Wednesday, February 7, 2018

The Diary Of A Diplomatic Person

Just to be clear the Diplomat here does not refer to the official capacity of the word. Although the line of difference between the two is very blurred, we are going to dissect the anatomy of a diplomatic person – the person forever pleasing everyone by maintaining relationships and negotiating wherever possible. All of us have to be diplomatic at certain situations, however honest or blunt one may be. Like talking to your boss when he assigns you truck load of work before you go are planning a vacation. Your mind is full of abuses but you say “Yes Sir” with a smile. When your kids are fighting and you clearly know which one is at fault but you dare not take sides. Lest the other one hates you for the rest of his/her life. Now if these situations were not difficult enough, just imagine the condition of a person who has to go through the crossroads of being good or honest every single freaking day. Just imagine the amount of pressure, imaginary conversations, fights, accusations and going on in the brain of a true diplomatic person.

Contrary to what people might think and say it is NOT easy being a people pleaser. I mean yes, you easily get out of tricky situations, avoid confrontations and maintain that good person vibe but internally you are dying! Also not everyone is a people pleaser to earn brownie points or to be in the good books. Some people just can’t help being this way, it just the way they are wired. They lack the conviction in their minds and voice to put forward their opinions. Even if by some stroke of luck they manage to disagree, the manner will be so weak that the other person knows he has won the battle.
Although it may look very easy to win a battle of words with a diplomatic person but what really goes inside this persons mind is not that easy. There is a lot of could’ve, would’ve and should’ve out there! While this person tries really hard to avoid confrontations and keep everyone happy, he/she is at loss when it comes to controlling their own brain which works overtime with various thoughts, and muted screams of impatience. Avoided conversations leave behind a truck load of guilt which apart from the apparent restlessness also triggers anxiety, sleepless nights, conversations in dreams (if one manages to fall asleep) and in worst cases even depression. It is also accompanied by these side effects ranging from high blood pressure to stress and hair fall.

Image Credit- thebqb.com

Apart from mental trauma there are serious effects on the day today lifestyle as well. I mean if you are  a person who is efferent to saying no, you are more or less screwed 5 days outta 7. You are doing everyone else’s work by doing them a ‘favor’, frequency of which is increasing alarmingly. You are also working beyond your time and on weekends if required. Because since you don’t say No, everything is assumed to be a Yes. Sometimes you are meeting friends over dinner and drinks but would really want to be curled up in bed watching an old movie. Accompanying that pesky friend on shopping spree when you had planned to read that book you have been making eye contact with since months. Being in a half relationship because you just can’t break someone’s heart or bear the drama that comes with it. Pretending to smile and nod your head when you strongly disagree with someone’s religious or political views.

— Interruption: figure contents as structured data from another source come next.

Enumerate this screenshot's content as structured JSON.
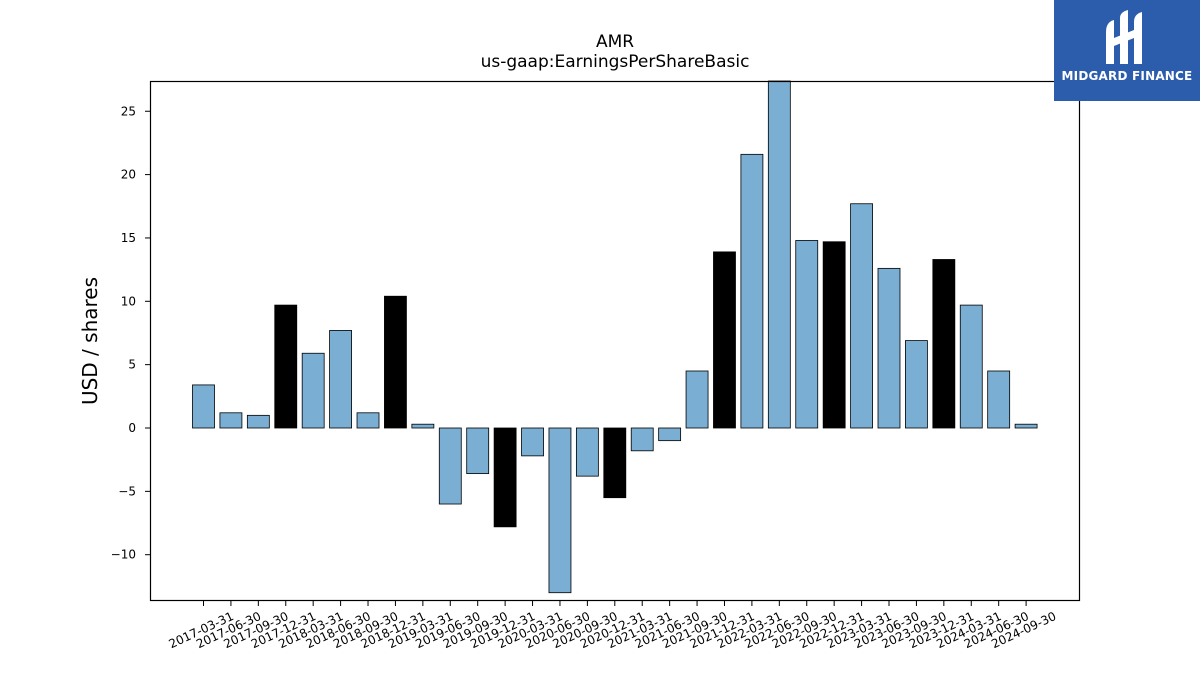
{
  "chart_data": {
    "type": "bar",
    "title": "AMR",
    "subtitle": "us-gaap:EarningsPerShareBasic",
    "xlabel": "",
    "ylabel": "USD / shares",
    "ylim": [
      -13.5,
      27.5
    ],
    "yticks": [
      -10,
      -5,
      0,
      5,
      10,
      15,
      20,
      25
    ],
    "grid": false,
    "categories": [
      "2017-03-31",
      "2017-06-30",
      "2017-09-30",
      "2017-12-31",
      "2018-03-31",
      "2018-06-30",
      "2018-09-30",
      "2018-12-31",
      "2019-03-31",
      "2019-06-30",
      "2019-09-30",
      "2019-12-31",
      "2020-03-31",
      "2020-06-30",
      "2020-09-30",
      "2020-12-31",
      "2021-03-31",
      "2021-06-30",
      "2021-09-30",
      "2021-12-31",
      "2022-03-31",
      "2022-06-30",
      "2022-09-30",
      "2022-12-31",
      "2023-03-31",
      "2023-06-30",
      "2023-09-30",
      "2023-12-31",
      "2024-03-31",
      "2024-06-30",
      "2024-09-30"
    ],
    "values": [
      3.4,
      1.2,
      1.0,
      9.7,
      5.9,
      7.7,
      1.2,
      10.4,
      0.3,
      -6.0,
      -3.6,
      -7.8,
      -2.2,
      -13.0,
      -3.8,
      -5.5,
      -1.8,
      -1.0,
      4.5,
      13.9,
      21.6,
      27.5,
      14.8,
      14.7,
      17.7,
      12.6,
      6.9,
      13.3,
      9.7,
      4.5,
      0.3
    ],
    "highlight": [
      false,
      false,
      false,
      true,
      false,
      false,
      false,
      true,
      false,
      false,
      false,
      true,
      false,
      false,
      false,
      true,
      false,
      false,
      false,
      true,
      false,
      false,
      false,
      true,
      false,
      false,
      false,
      true,
      false,
      false,
      false
    ],
    "colors": {
      "quarter": "#7aaed3",
      "year_end": "#000000",
      "edge": "#000000"
    }
  },
  "logo": {
    "text": "MIDGARD FINANCE",
    "icon": "midgard-logo-icon",
    "background": "#2c5cac"
  }
}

Can you imagine the constant control that a diplomatic person has to be in? The sheer amount of patience involved and not to forget the composure. I mean even I try to be diplomatic at times but alas I have no control over my face and expressions. My body language clearly gives away the thoughts I have going on in my mind. Hence I have a huge amount of respect for people who are so very in control of this body and mind. We may hate them at times, call them fake, weakling and what not. But we got to admit that there are some really strong qualities out there. Also at some point of time they must get so used to the drill that the side effects and mind-nagging would definitely have lesser and lesser impact on them.